Eindelijk rust en samenwerking voor Sociale Wijkteams?
Eindelijk rust en samenwerking voor Sociale Wijkteams?
Bijdrage van fractievoorzitter Patrick Zoomermeijer in het Zaans Beraad van 16 november 2017
Ook positief is dat de gemeente in dit voorstel voor de Doorontwikkeling van de Sociale Wijkteams en de Jeugdteams is afgestapt van het idee dat alle teamleden generalisten moeten zijn. De intaker moet natuurlijk nog wel een breed georiënteerde medewerker zijn, maar verwijst door naar specialistische collega’s. Ook goed is dat er budget vrij gemaakt gaat worden voor echt opbouwwerk - iets waar de SP al jaren voor pleit - en dat er een (begin van een) profielschets van een opbouwwerker beschreven wordt. Opbouwwerk, of hoe je het ook verder noemt, is hoe je de ‘kracht’ in de wijk organiseert. Dat komt meestal namelijk niet vanzelf, en zeker in bepaalde wijken moet stevig waren geïnvesteerd in opbouwwerk om de sociale samenhang en het door de bewoners organiseren van initiatieven te vergroten.
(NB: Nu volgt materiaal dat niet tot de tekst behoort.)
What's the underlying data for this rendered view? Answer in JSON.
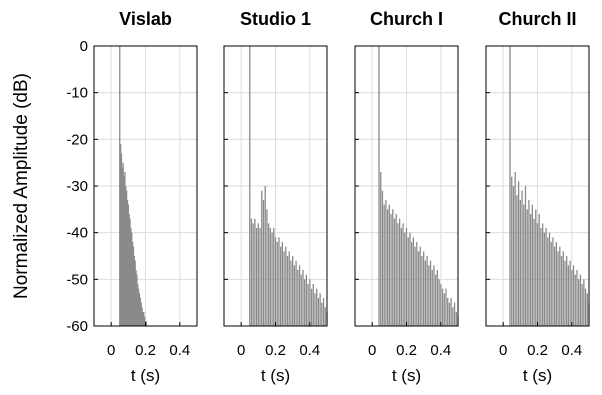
{
  "figure": {
    "ylabel": "Normalized Amplitude (dB)"
  },
  "chart_data": [
    {
      "type": "bar",
      "title": "Vislab",
      "xlabel": "t (s)",
      "xlim": [
        -0.1,
        0.5
      ],
      "ylim": [
        -60,
        0
      ],
      "xticks": [
        0,
        0.2,
        0.4
      ],
      "xtick_labels": [
        "0",
        "0.2",
        "0.4"
      ],
      "yticks": [
        0,
        -10,
        -20,
        -30,
        -40,
        -50,
        -60
      ],
      "ytick_labels": [
        "0",
        "-10",
        "-20",
        "-30",
        "-40",
        "-50",
        "-60"
      ],
      "grid": true,
      "x": [
        0.05,
        0.055,
        0.06,
        0.065,
        0.07,
        0.075,
        0.08,
        0.085,
        0.09,
        0.095,
        0.1,
        0.105,
        0.11,
        0.115,
        0.12,
        0.125,
        0.13,
        0.135,
        0.14,
        0.145,
        0.15,
        0.155,
        0.16,
        0.165,
        0.17,
        0.175,
        0.18,
        0.185,
        0.19,
        0.195,
        0.2,
        0.205,
        0.21
      ],
      "values": [
        0,
        -21,
        -23,
        -26,
        -25,
        -28,
        -27,
        -30,
        -31,
        -33,
        -34,
        -36,
        -37,
        -39,
        -40,
        -42,
        -43,
        -45,
        -46,
        -48,
        -49,
        -51,
        -52,
        -53,
        -54,
        -55,
        -56,
        -57,
        -57,
        -58,
        -59,
        -59,
        -60
      ]
    },
    {
      "type": "bar",
      "title": "Studio 1",
      "xlabel": "t (s)",
      "xlim": [
        -0.1,
        0.5
      ],
      "ylim": [
        -60,
        0
      ],
      "xticks": [
        0,
        0.2,
        0.4
      ],
      "xtick_labels": [
        "0",
        "0.2",
        "0.4"
      ],
      "yticks": [
        0,
        -10,
        -20,
        -30,
        -40,
        -50,
        -60
      ],
      "ytick_labels": [
        "",
        "",
        "",
        "",
        "",
        "",
        ""
      ],
      "grid": true,
      "x": [
        0.05,
        0.06,
        0.07,
        0.08,
        0.09,
        0.1,
        0.11,
        0.12,
        0.13,
        0.14,
        0.15,
        0.16,
        0.17,
        0.18,
        0.19,
        0.2,
        0.21,
        0.22,
        0.23,
        0.24,
        0.25,
        0.26,
        0.27,
        0.28,
        0.29,
        0.3,
        0.31,
        0.32,
        0.33,
        0.34,
        0.35,
        0.36,
        0.37,
        0.38,
        0.39,
        0.4,
        0.41,
        0.42,
        0.43,
        0.44,
        0.45,
        0.46,
        0.47,
        0.48,
        0.49,
        0.5
      ],
      "values": [
        0,
        -37,
        -38,
        -37,
        -39,
        -38,
        -39,
        -31,
        -33,
        -30,
        -35,
        -38,
        -39,
        -40,
        -39,
        -41,
        -42,
        -41,
        -43,
        -42,
        -44,
        -43,
        -45,
        -44,
        -46,
        -45,
        -47,
        -46,
        -48,
        -47,
        -49,
        -48,
        -50,
        -49,
        -51,
        -50,
        -52,
        -51,
        -53,
        -52,
        -54,
        -53,
        -55,
        -54,
        -56,
        -57
      ]
    },
    {
      "type": "bar",
      "title": "Church I",
      "xlabel": "t (s)",
      "xlim": [
        -0.1,
        0.5
      ],
      "ylim": [
        -60,
        0
      ],
      "xticks": [
        0,
        0.2,
        0.4
      ],
      "xtick_labels": [
        "0",
        "0.2",
        "0.4"
      ],
      "yticks": [
        0,
        -10,
        -20,
        -30,
        -40,
        -50,
        -60
      ],
      "ytick_labels": [
        "",
        "",
        "",
        "",
        "",
        "",
        ""
      ],
      "grid": true,
      "x": [
        0.04,
        0.05,
        0.06,
        0.07,
        0.08,
        0.09,
        0.1,
        0.11,
        0.12,
        0.13,
        0.14,
        0.15,
        0.16,
        0.17,
        0.18,
        0.19,
        0.2,
        0.21,
        0.22,
        0.23,
        0.24,
        0.25,
        0.26,
        0.27,
        0.28,
        0.29,
        0.3,
        0.31,
        0.32,
        0.33,
        0.34,
        0.35,
        0.36,
        0.37,
        0.38,
        0.39,
        0.4,
        0.41,
        0.42,
        0.43,
        0.44,
        0.45,
        0.46,
        0.47,
        0.48,
        0.49,
        0.5
      ],
      "values": [
        0,
        -27,
        -31,
        -34,
        -33,
        -35,
        -34,
        -36,
        -35,
        -37,
        -36,
        -38,
        -37,
        -39,
        -38,
        -40,
        -39,
        -41,
        -40,
        -42,
        -41,
        -43,
        -42,
        -44,
        -43,
        -45,
        -44,
        -46,
        -45,
        -47,
        -46,
        -48,
        -47,
        -49,
        -48,
        -50,
        -51,
        -52,
        -53,
        -52,
        -54,
        -55,
        -54,
        -56,
        -55,
        -57,
        -58
      ]
    },
    {
      "type": "bar",
      "title": "Church II",
      "xlabel": "t (s)",
      "xlim": [
        -0.1,
        0.5
      ],
      "ylim": [
        -60,
        0
      ],
      "xticks": [
        0,
        0.2,
        0.4
      ],
      "xtick_labels": [
        "0",
        "0.2",
        "0.4"
      ],
      "yticks": [
        0,
        -10,
        -20,
        -30,
        -40,
        -50,
        -60
      ],
      "ytick_labels": [
        "",
        "",
        "",
        "",
        "",
        "",
        ""
      ],
      "grid": true,
      "x": [
        0.04,
        0.05,
        0.06,
        0.07,
        0.08,
        0.09,
        0.1,
        0.11,
        0.12,
        0.13,
        0.14,
        0.15,
        0.16,
        0.17,
        0.18,
        0.19,
        0.2,
        0.21,
        0.22,
        0.23,
        0.24,
        0.25,
        0.26,
        0.27,
        0.28,
        0.29,
        0.3,
        0.31,
        0.32,
        0.33,
        0.34,
        0.35,
        0.36,
        0.37,
        0.38,
        0.39,
        0.4,
        0.41,
        0.42,
        0.43,
        0.44,
        0.45,
        0.46,
        0.47,
        0.48,
        0.49,
        0.5
      ],
      "values": [
        0,
        -28,
        -30,
        -27,
        -32,
        -29,
        -33,
        -31,
        -34,
        -30,
        -35,
        -33,
        -36,
        -34,
        -37,
        -35,
        -38,
        -36,
        -39,
        -38,
        -40,
        -39,
        -41,
        -40,
        -42,
        -41,
        -43,
        -42,
        -44,
        -43,
        -45,
        -44,
        -46,
        -45,
        -47,
        -46,
        -48,
        -47,
        -49,
        -48,
        -50,
        -49,
        -51,
        -50,
        -52,
        -53,
        -55
      ]
    }
  ]
}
Maar we zien ook een probleem. Want zoals de SP ook al jaren aangaf, de caseload voor veel SWT’s - de individuele hulpvragen - is erg hoog. Zo hoog dat de SWT-leden vaak aan niets anders meer toe komen en dus minder de wijk in gaan dan ze soms zelf willen. Dat wordt nu ook eerlijk en open in dit stuk aangegeven. Maar als daar iets aan moet gebeuren, vooral in kwetsbare wijken zoals bijvoorbeeld (maar niet uitsluitend!) Poelenburg, moeten de SWT’s worden uitgebreid of meer uren of ondersteuning van de gemeente kijken. Dan moet er geld bij, wat volgend jaar tijdens de begroting geregeld zal moeten worden.
Want nu al heeft men geen mankracht en middelen genoeg om de (meestal individuele hulpvragen) te behandelen. Als dan het wijkgericht werken (dus opbouwwerk) ook binnen het budget uitgevoerd moet worden lukt dat natuurlijk niet.
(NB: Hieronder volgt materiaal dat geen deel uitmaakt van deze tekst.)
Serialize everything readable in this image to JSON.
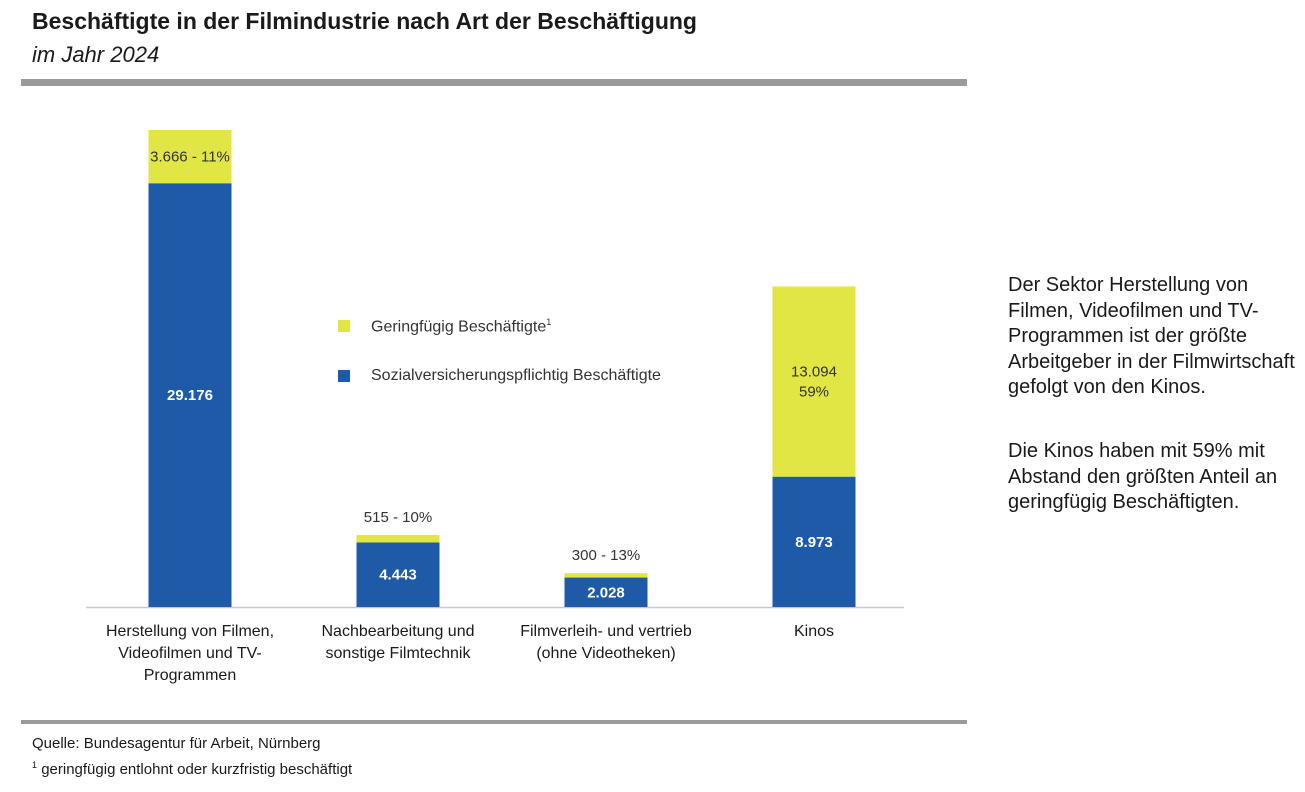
{
  "title": "Beschäftigte in der Filmindustrie nach Art der Beschäftigung",
  "subtitle": "im Jahr 2024",
  "legend": {
    "minor": "Geringfügig Beschäftigte",
    "minor_footnote_mark": "1",
    "social": "Sozialversicherungspflichtig Beschäftigte"
  },
  "side_note": {
    "paragraph1": "Der Sektor Herstellung von Filmen, Videofilmen und TV-Programmen ist der größte Arbeitgeber in der Filmwirtschaft gefolgt von den Kinos.",
    "paragraph2": "Die Kinos haben mit 59% mit Abstand den größten Anteil an geringfügig Beschäftigten."
  },
  "footer": {
    "source": "Quelle: Bundesagentur für Arbeit, Nürnberg",
    "footnote_mark": "1",
    "footnote": "geringfügig entlohnt oder kurzfristig beschäftigt"
  },
  "colors": {
    "social": "#1f5aa8",
    "minor": "#e2e645",
    "axis": "#c8c8c8"
  },
  "chart_data": {
    "type": "bar",
    "stacked": true,
    "categories": [
      "Herstellung von Filmen,\nVideofilmen und TV-\nProgrammen",
      "Nachbearbeitung und\nsonstige Filmtechnik",
      "Filmverleih- und vertrieb\n(ohne Videotheken)",
      "Kinos"
    ],
    "series": [
      {
        "name": "Sozialversicherungspflichtig Beschäftigte",
        "values": [
          29176,
          4443,
          2028,
          8973
        ],
        "labels": [
          "29.176",
          "4.443",
          "2.028",
          "8.973"
        ]
      },
      {
        "name": "Geringfügig Beschäftigte",
        "values": [
          3666,
          515,
          300,
          13094
        ],
        "labels": [
          "3.666 - 11%",
          "515 - 10%",
          "300 - 13%",
          "13.094\n59%"
        ]
      }
    ],
    "ylim": [
      0,
      32842
    ],
    "xlabel": "",
    "ylabel": "",
    "legend_position": "center"
  }
}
Wij denken dat dit en het volgende college deze zorg vast delen en daarnaar zal handelen.
Maar we zouden de SP niet zijn als we niet ook een eigen verbeteren zouden aandragen. De SP blijft pleiten voor écht jongerenwerk, niet om jongeren die dreigen ‘te onsporen’ of radicaliseren op te vangen, niet om jongeren als een ‘probleem’ te zien. Maar jongerenwerk dat kansen biedt voor álle jongeren de wat van hun leven willen maken. Niet alleen direct na schooltijd als jonge tieners, maar om álle jongeren zich te laten ontwikkelen tot betrokken en kritische burgers. Jongerenwerk als opbouwwerk, investeren in de volgende generatie in de wijk. Daar moeten jongerenwerkers het vertrouwen van de jongeren winnen en die zelfde jongere moet hem daar trouwens niet tegen komen in de rol van handhaver. De rollen van opbouwwerker en handhaver moet je scheiden om verwarring te voorkomen en effectief te zijn in beide rollen.
Dus ja, als er jongerenoverlast is en dit de wijkgrenzen oversteekt, dan pak je dit uiteraard stedelijk aan. Maar jongerenwerk in elke wijk, met vaste jongerenwerkers die bekend zijn onder de lokale jongeren blijft daarnaast ook nodig.